September 28, 2008
As they celebrated gaining master's degrees, the first graduates of Oklahoma Baptist University's International Graduate School were urged to give away what they had during the OBU-IGS Commencement Saturday afternoon in Oklahoma City.
A total of 12 graduates received master of business administration degrees during the afternoon ceremony at the First Baptist Church of Oklahoma City. They are the inaugural graduating class for the graduate program which began in February 2007.
Jeremie Kubicek, president and CEO of Giant Impact, delivered the Commencement Address, describing three characteristics of "great leaders." He challenged the graduates to lead with vision, manage roadblocks, and give to others.

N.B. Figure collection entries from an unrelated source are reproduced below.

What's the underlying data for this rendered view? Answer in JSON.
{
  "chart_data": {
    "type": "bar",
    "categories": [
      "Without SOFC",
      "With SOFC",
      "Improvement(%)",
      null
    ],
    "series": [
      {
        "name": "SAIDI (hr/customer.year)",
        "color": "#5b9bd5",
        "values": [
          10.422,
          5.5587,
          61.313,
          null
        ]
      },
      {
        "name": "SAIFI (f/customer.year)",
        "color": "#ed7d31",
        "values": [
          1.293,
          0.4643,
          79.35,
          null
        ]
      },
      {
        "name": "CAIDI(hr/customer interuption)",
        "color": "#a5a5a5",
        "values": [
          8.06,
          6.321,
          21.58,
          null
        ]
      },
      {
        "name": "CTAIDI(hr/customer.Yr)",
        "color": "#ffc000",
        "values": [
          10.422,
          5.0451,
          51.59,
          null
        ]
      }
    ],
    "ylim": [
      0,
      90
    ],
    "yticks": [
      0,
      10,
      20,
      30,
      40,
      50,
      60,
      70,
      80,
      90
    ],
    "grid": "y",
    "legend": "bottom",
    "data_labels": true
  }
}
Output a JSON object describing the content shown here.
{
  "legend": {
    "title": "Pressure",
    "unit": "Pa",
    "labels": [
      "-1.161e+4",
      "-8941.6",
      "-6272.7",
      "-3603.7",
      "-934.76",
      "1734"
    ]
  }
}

"Think about your dreams," he told the graduates. "What I've found is that great leaders ... take dreams and craft them and start kneading them into a shape and that shape becomes vision.
"Take your vision, a crafting of all your dreams, and put it on like a cap and wear that vision every day," said Kubicek, stressing that a clear vision can help the graduates lead during times of difficulty.

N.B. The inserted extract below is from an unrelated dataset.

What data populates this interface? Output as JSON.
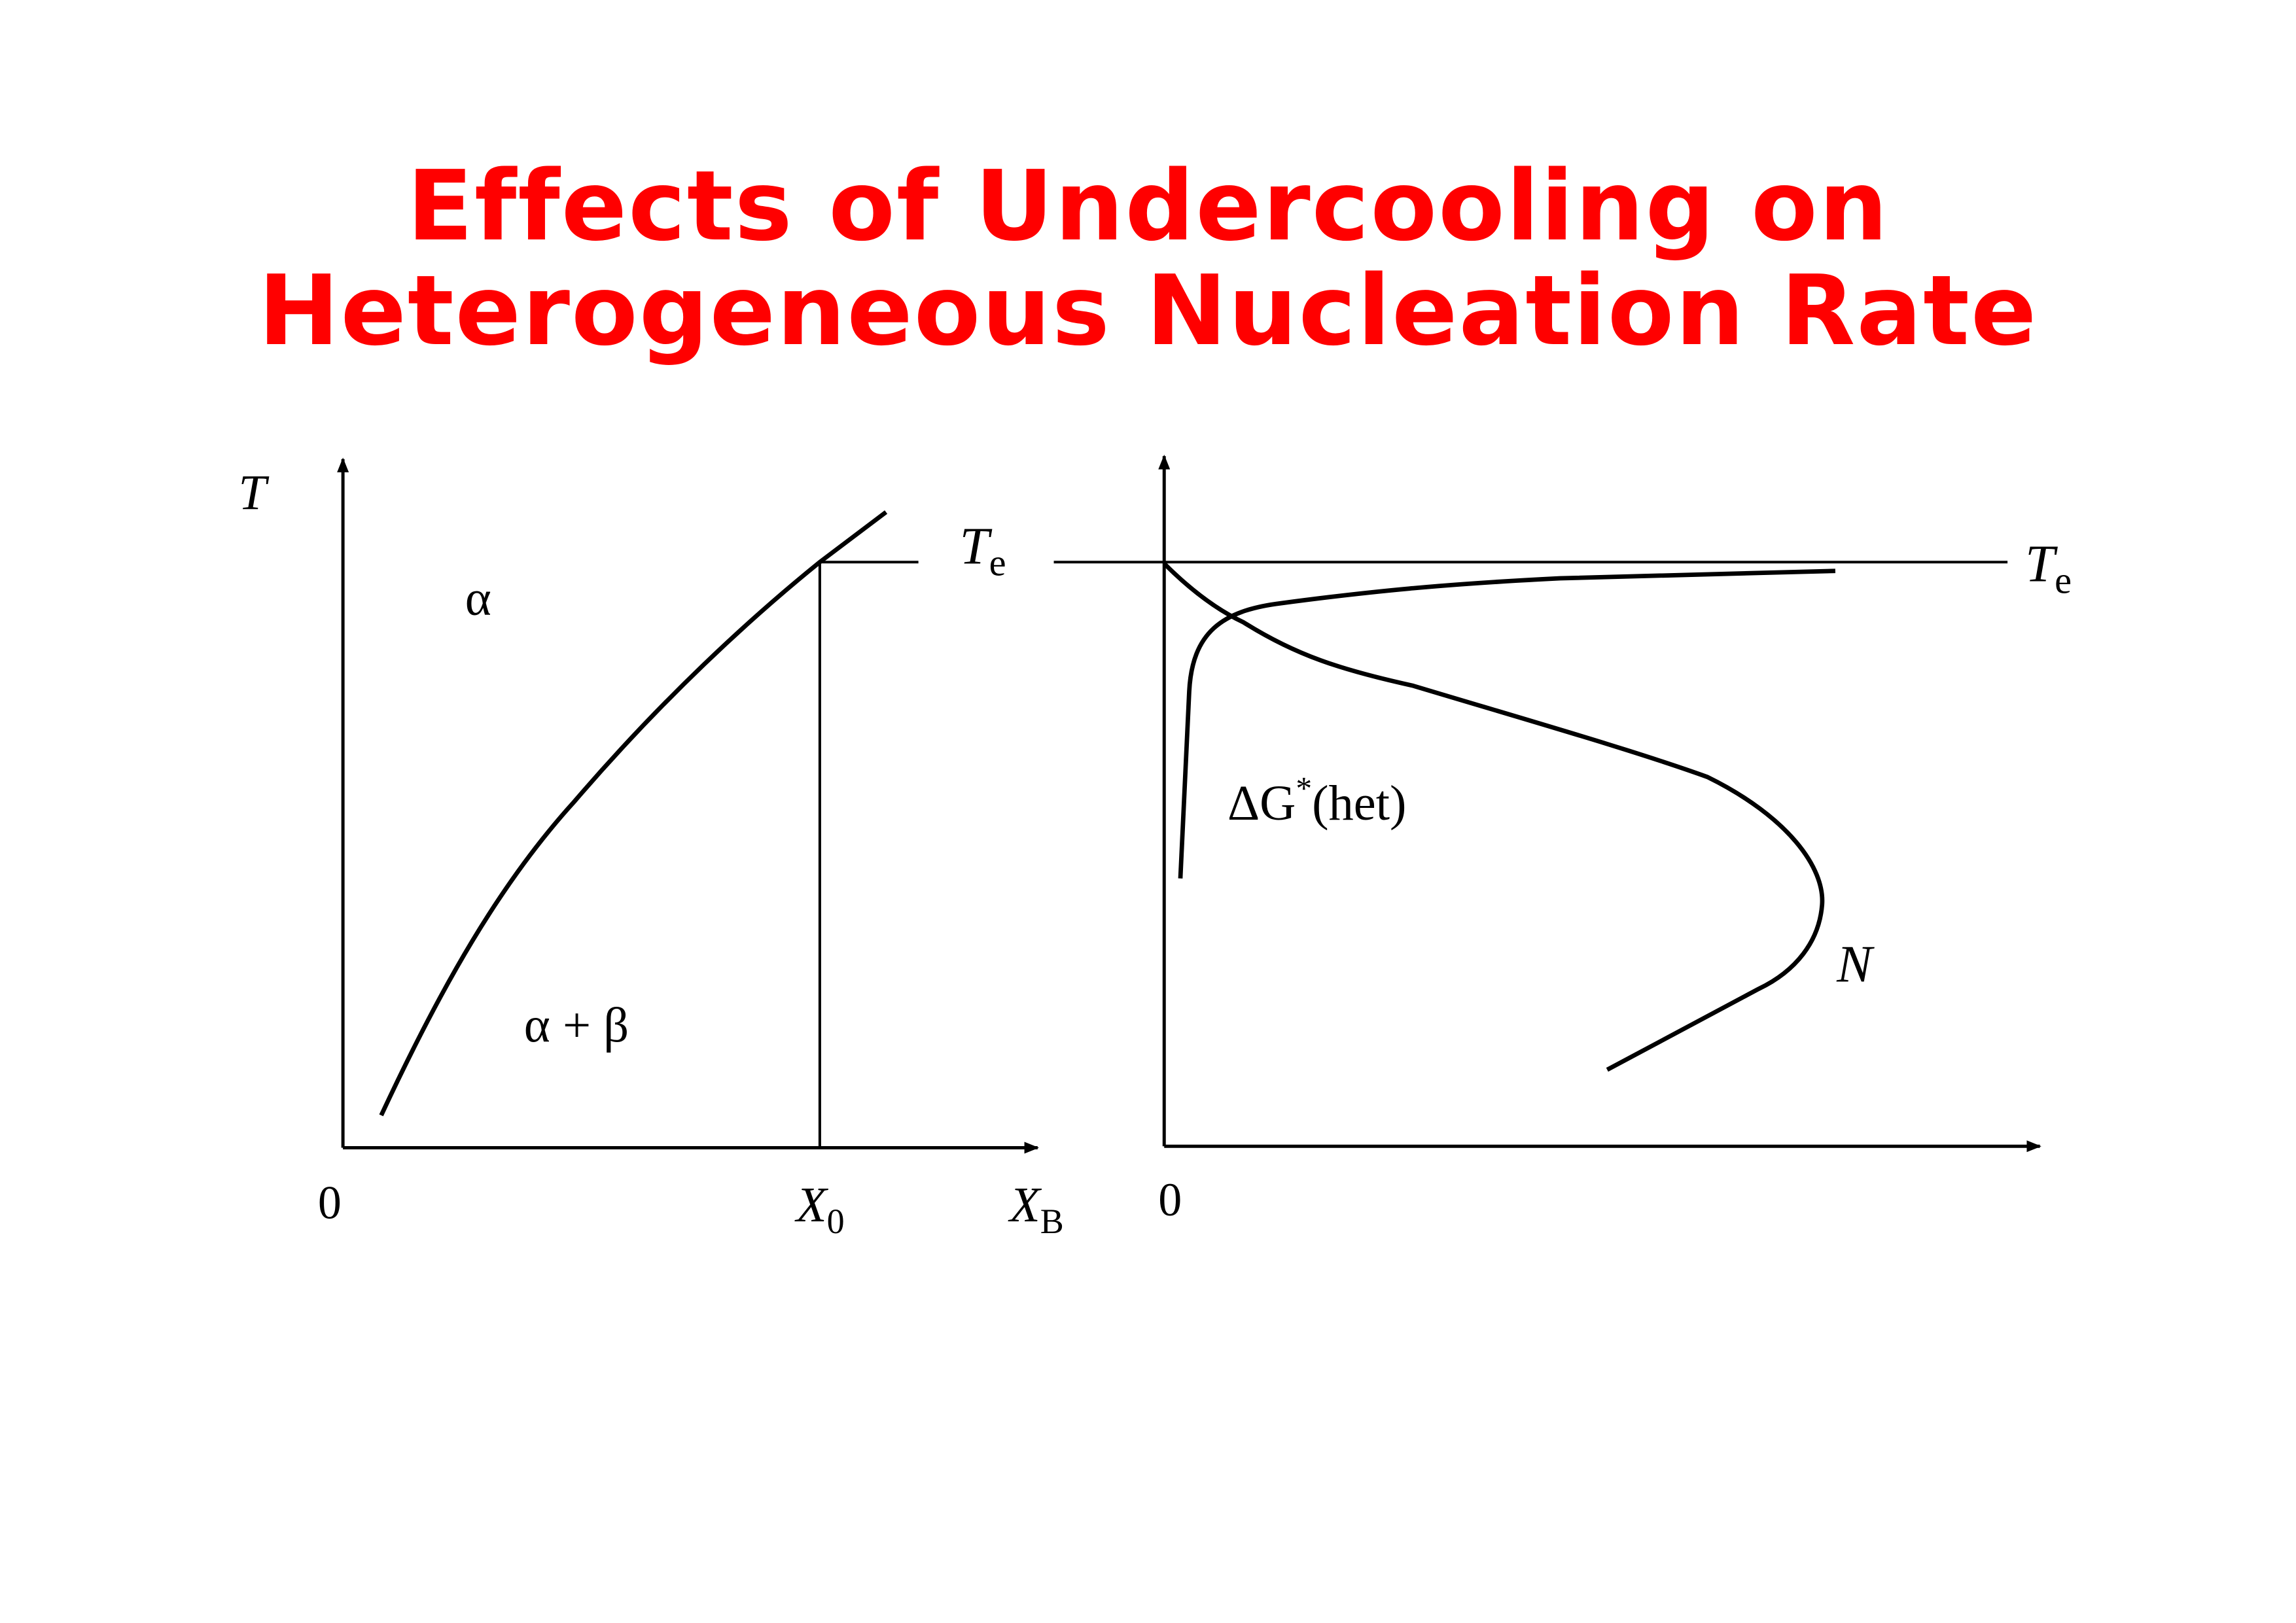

"Every leader experiences roadblocks of some form," he said. "Use vision as a reminder that you still have a task to carry on."

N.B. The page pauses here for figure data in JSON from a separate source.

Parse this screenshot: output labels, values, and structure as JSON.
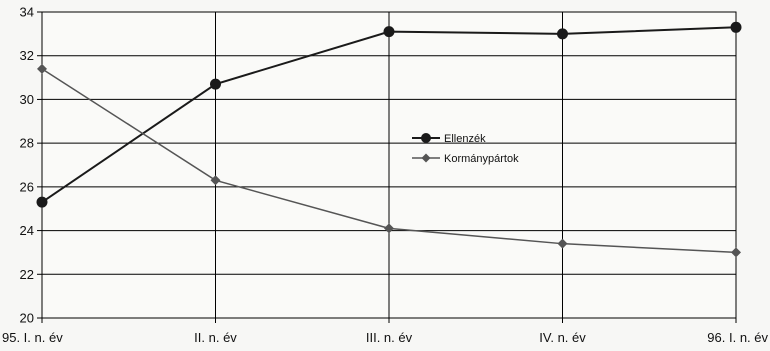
{
  "chart_data": {
    "type": "line",
    "title": "",
    "xlabel": "",
    "ylabel": "",
    "categories": [
      "95. I. n. év",
      "II. n. év",
      "III. n. év",
      "IV. n. év",
      "96. I. n. év"
    ],
    "ylim": [
      20,
      34
    ],
    "yticks": [
      20,
      22,
      24,
      26,
      28,
      30,
      32,
      34
    ],
    "grid": true,
    "legend_position": "center-right",
    "series": [
      {
        "name": "Ellenzék",
        "values": [
          25.3,
          30.7,
          33.1,
          33.0,
          33.3
        ],
        "marker": "circle",
        "color": "#1a1a1a"
      },
      {
        "name": "Kormánypártok",
        "values": [
          31.4,
          26.3,
          24.1,
          23.4,
          23.0
        ],
        "marker": "diamond",
        "color": "#555555"
      }
    ]
  }
}
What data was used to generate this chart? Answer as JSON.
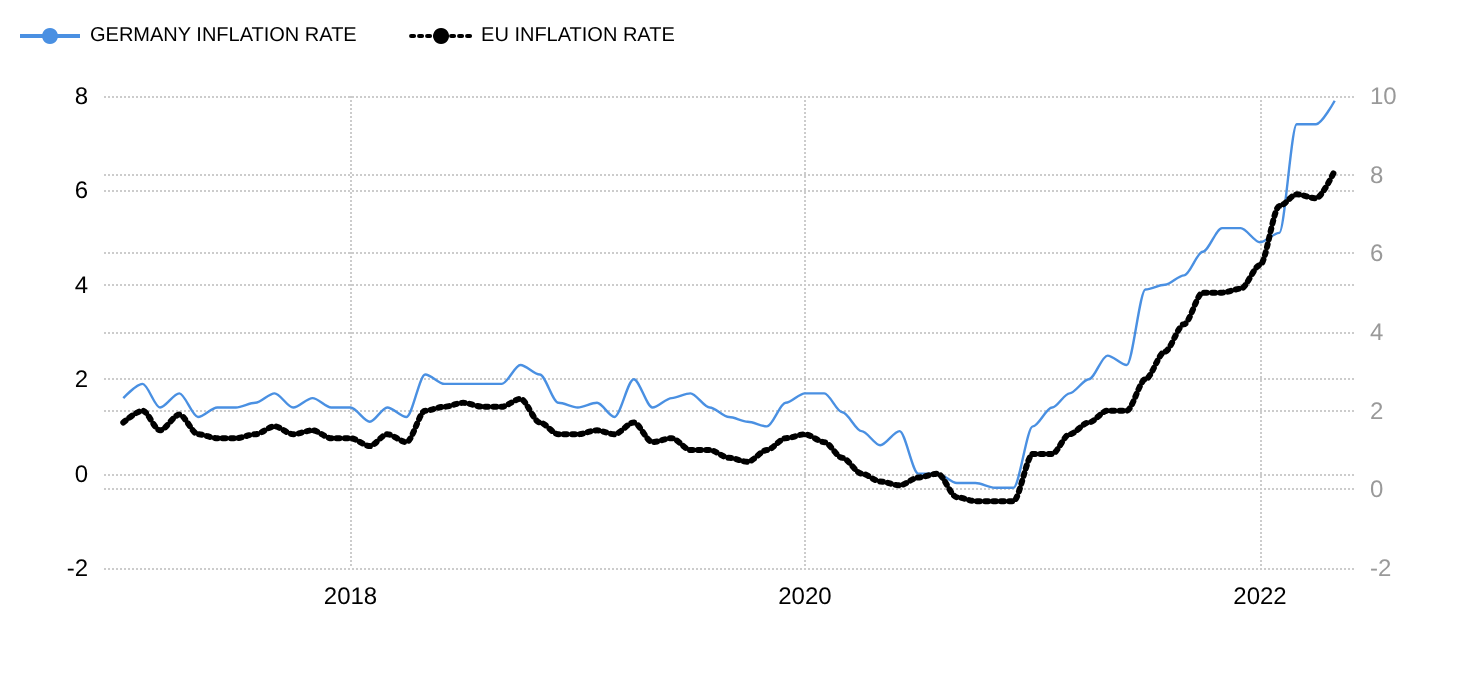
{
  "chart_data": {
    "type": "line",
    "x": [
      "2017-01",
      "2017-02",
      "2017-03",
      "2017-04",
      "2017-05",
      "2017-06",
      "2017-07",
      "2017-08",
      "2017-09",
      "2017-10",
      "2017-11",
      "2017-12",
      "2018-01",
      "2018-02",
      "2018-03",
      "2018-04",
      "2018-05",
      "2018-06",
      "2018-07",
      "2018-08",
      "2018-09",
      "2018-10",
      "2018-11",
      "2018-12",
      "2019-01",
      "2019-02",
      "2019-03",
      "2019-04",
      "2019-05",
      "2019-06",
      "2019-07",
      "2019-08",
      "2019-09",
      "2019-10",
      "2019-11",
      "2019-12",
      "2020-01",
      "2020-02",
      "2020-03",
      "2020-04",
      "2020-05",
      "2020-06",
      "2020-07",
      "2020-08",
      "2020-09",
      "2020-10",
      "2020-11",
      "2020-12",
      "2021-01",
      "2021-02",
      "2021-03",
      "2021-04",
      "2021-05",
      "2021-06",
      "2021-07",
      "2021-08",
      "2021-09",
      "2021-10",
      "2021-11",
      "2021-12",
      "2022-01",
      "2022-02",
      "2022-03",
      "2022-04",
      "2022-05"
    ],
    "series": [
      {
        "name": "GERMANY INFLATION RATE",
        "color": "#4a90e2",
        "line_style": "solid",
        "values": [
          1.6,
          1.9,
          1.4,
          1.7,
          1.2,
          1.4,
          1.4,
          1.5,
          1.7,
          1.4,
          1.6,
          1.4,
          1.4,
          1.1,
          1.4,
          1.2,
          2.1,
          1.9,
          1.9,
          1.9,
          1.9,
          2.3,
          2.1,
          1.5,
          1.4,
          1.5,
          1.2,
          2.0,
          1.4,
          1.6,
          1.7,
          1.4,
          1.2,
          1.1,
          1.0,
          1.5,
          1.7,
          1.7,
          1.3,
          0.9,
          0.6,
          0.9,
          0.0,
          0.0,
          -0.2,
          -0.2,
          -0.3,
          -0.3,
          1.0,
          1.4,
          1.7,
          2.0,
          2.5,
          2.3,
          3.9,
          4.0,
          4.2,
          4.7,
          5.2,
          5.2,
          4.9,
          5.1,
          7.4,
          7.4,
          7.9
        ]
      },
      {
        "name": "EU INFLATION RATE",
        "color": "#000000",
        "line_style": "dotted",
        "axis": "y2",
        "values": [
          1.7,
          2.0,
          1.5,
          1.9,
          1.4,
          1.3,
          1.3,
          1.4,
          1.6,
          1.4,
          1.5,
          1.3,
          1.3,
          1.1,
          1.4,
          1.2,
          2.0,
          2.1,
          2.2,
          2.1,
          2.1,
          2.3,
          1.7,
          1.4,
          1.4,
          1.5,
          1.4,
          1.7,
          1.2,
          1.3,
          1.0,
          1.0,
          0.8,
          0.7,
          1.0,
          1.3,
          1.4,
          1.2,
          0.8,
          0.4,
          0.2,
          0.1,
          0.3,
          0.4,
          -0.2,
          -0.3,
          -0.3,
          -0.3,
          0.9,
          0.9,
          1.4,
          1.7,
          2.0,
          2.0,
          2.8,
          3.5,
          4.2,
          5.0,
          5.0,
          5.1,
          5.7,
          7.2,
          7.5,
          7.4,
          8.1
        ]
      }
    ],
    "xlim": [
      "2016-12",
      "2022-06"
    ],
    "xticks": [
      "2018",
      "2020",
      "2022"
    ],
    "ylim": [
      -2,
      8
    ],
    "yticks": [
      -2,
      0,
      2,
      4,
      6,
      8
    ],
    "y2lim": [
      -2,
      10
    ],
    "y2ticks": [
      -2,
      0,
      2,
      4,
      6,
      8,
      10
    ],
    "grid": true,
    "legend": "top left",
    "marker": "none"
  }
}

Noting the graduates' achievement, he then challenged them to invest in the lives of others.
"Give everything that's inside you. Now's your chance to do that."
"When great leaders give it all away, they're actually getting it all back in return. That's the way the world works. Whatever you give, you receive. Whenever you want to advance, serve others. Whenever you want to reach higher heights, serve others. That's the way that leadership works. It always works that way," said Kubicek.
The entrepreneur, who co-founded Oklahoma City-based Giant Partners, cited the nation's current economic crisis to stress his point.
"The problem with our current crisis is we have a lot of leaders who decided to gain and get, and we have a history in the last few years of gaining ... and now we have a crisis on our hands that comes from truly not serving one another or others' interests. That's on a global basis; that's on a national level, but it even happens in your own companies."
Kubicek, a 1993 OBU graduate, consulted with the university's academic leadership in the development of the M.B.A. degree program.
"This program that was developed specifically not just to be a cerebral, academic graduate degree, but to bring the heart and the head together," said Kubicek.
Operated in downtown Oklahoma City, the 18-month OBU-IGS program includes an international study component. The graduates journeyed to Europe to learn from European business leaders in January 2008.
During the ceremony, Shryln Treadwell, a member of the class, brought remarks for the graduates.
Treadwell, senior vice president for beneficiary services with the Baptist Foundation of Oklahoma, noted the significance of the event's location, the church's Louise Prichard Chapel. Mrs. Prichard established an endowed scholarship fund for OBU ministry students in 1957. That fund, now valued at nearly $8 million, is OBU's largest trust.
Treadwell said it was significant to "graduate here, in a place filled with history, receiving a master's degree from an institution rich with history."
"There are those moments when we realize we've been part of something great," she said. "Our accomplishments in this program have been many."
Treadwell, who resides in Oklahoma City, was one of two summa cum laude graduates in the class. She and Andrew Ranson achieved perfect 4.0 grade point averages in their graduate courses. Ranson, from Stillwater, Okla., presented a vocal solo during the ceremonies.
The graduating class also included Matt Boston, Edmond, Okla.; Kevin DeShazo, Oklahoma City; Ron Duggins, Stillwater, Okla.; Penny Dunaway, Shawnee, Okla.; Michael Hargrove, Oklahoma City; Amanda Hayes, Edmond; Eric Jordan, Choctaw, Okla.; Kenneth Massey, Palm Harbor, Fla.; Mac Swindell, Piedmont, Okla.; and Mike Williams, Edmond.